The commercial areas of Toronto’s suburbs are weird and wonderful experiments in postcolonialism. In many ways, they’re blank slates, plazas filled in gradually with a combination of big-box stores and shops and restaurants that are representative of the area’s predominant cultures and ethnicities. Morris Lum calls them ethnoscapes. Here, he says, “you may encounter a Chinese restaurant beside a Caribbean roti house and a Tim Horton’s.”
But as day turns to night, these car-centric areas of commerce grow quiet and lonely. It’s in this still, brightly-lit period, in these “monumental signifiers of North America,” that Lum documented New Cultural Topographics, a commentary on his self-proclaimed hybrid heritage.
Lum is part of the first-ever DOC/now, Ryerson University’s MFA Thesis Festival. Organized by its students, the festival celebrates work by the first graduating class of Ryerson’s new documentary media program. The festival opened on Thursday, June 11 and runs until June 23. MONDO had a quick conversation with Morris about his series.
By Kerry Freek
MONDO: Tell us a bit about your project.
Morris Lum: Well, my initial proposal for the program talked about trying to make sense of my hybrid heritage. My upbringing essentially culminates three different countries: I was born in Trinidad and Tobago, but moved to Canada when I was five. My dad was also born in Trinidad and Tobago and my mother was born in Macau, China.
Essentially, I had wanted to—through photography—make sense of this hybrid heritage. It took me a year-and-a-half to figure out a mode of image making that would best represent my heritage.
MONDO: The busy bright lights contrast with the late-night, abandoned suburban locations in your images. How do these images represent your hybrid heritage?
ML: They represent my Chinese heritage and my suburban Mississauga upbringing. The spaces metaphorically represent the wave of Chinese immigrants that have moved to Canada’s suburbs and have adapted to western culture.
Shooting these spaces at night represents how I see myself in relation to my Chinese heritage. I’m not necessarily inside of the culture, but I’m not necessarily outside of it, either.

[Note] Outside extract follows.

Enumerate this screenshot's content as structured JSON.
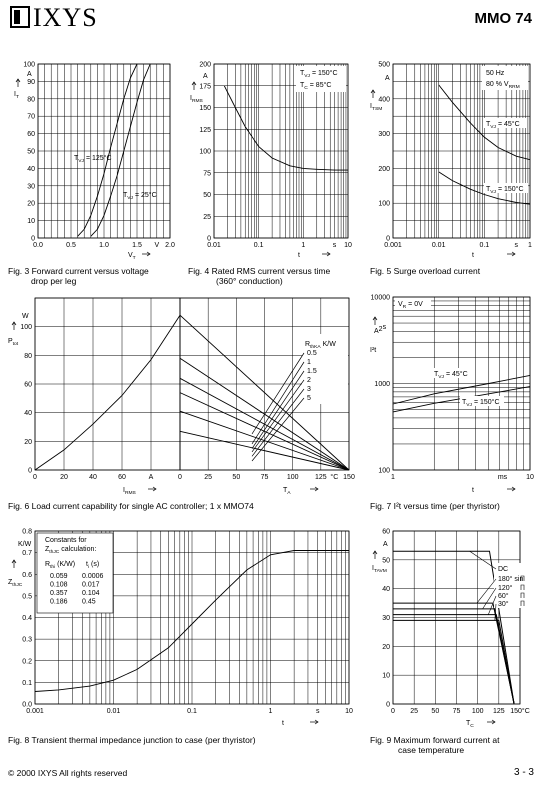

MONDO: Is it okay to be half-in and half-out? How do you feel about this particular convergence of cultures?
ML: I think there are advantages and disadvantages. I can love the culture, and at the same time I can critique it.
Growing up it was very difficult. After moving to Canada, my mother wanted me to learn Cantonese, but I hated it. I went to Chinese school and felt like I didn’t fit in because for the first five years of my life I lived on an island, speaking English slang and drinking coconut water.
So, it was difficult not being able to fully understanding one culture. But I would rather think about it as growing up in a great position. Now I know many cultures.
I guess that’s why I’m still making work about my heritage. I’m still trying to figure things out.
MONDO: Do you think you’ll ever figure it out?
ML: No. But it’ll be a freaking great ride trying to figure it out.
MONDO: What would you like to explore in future work?
ML: I think I’ll being taking vacations away from my heritage. I’d like to live in a place foreign to me and explore how I see that space in relation to what I know.
MONDO: Where would you go?
ML: Japan, specifically Okinawa. I would revisit it from time to time, documenting its evolutions.
You can see Morris’ images, represented on a giant panoramic scale, at Toronto Image Works (80 Spadina Avenue, Suite 207) until June 27.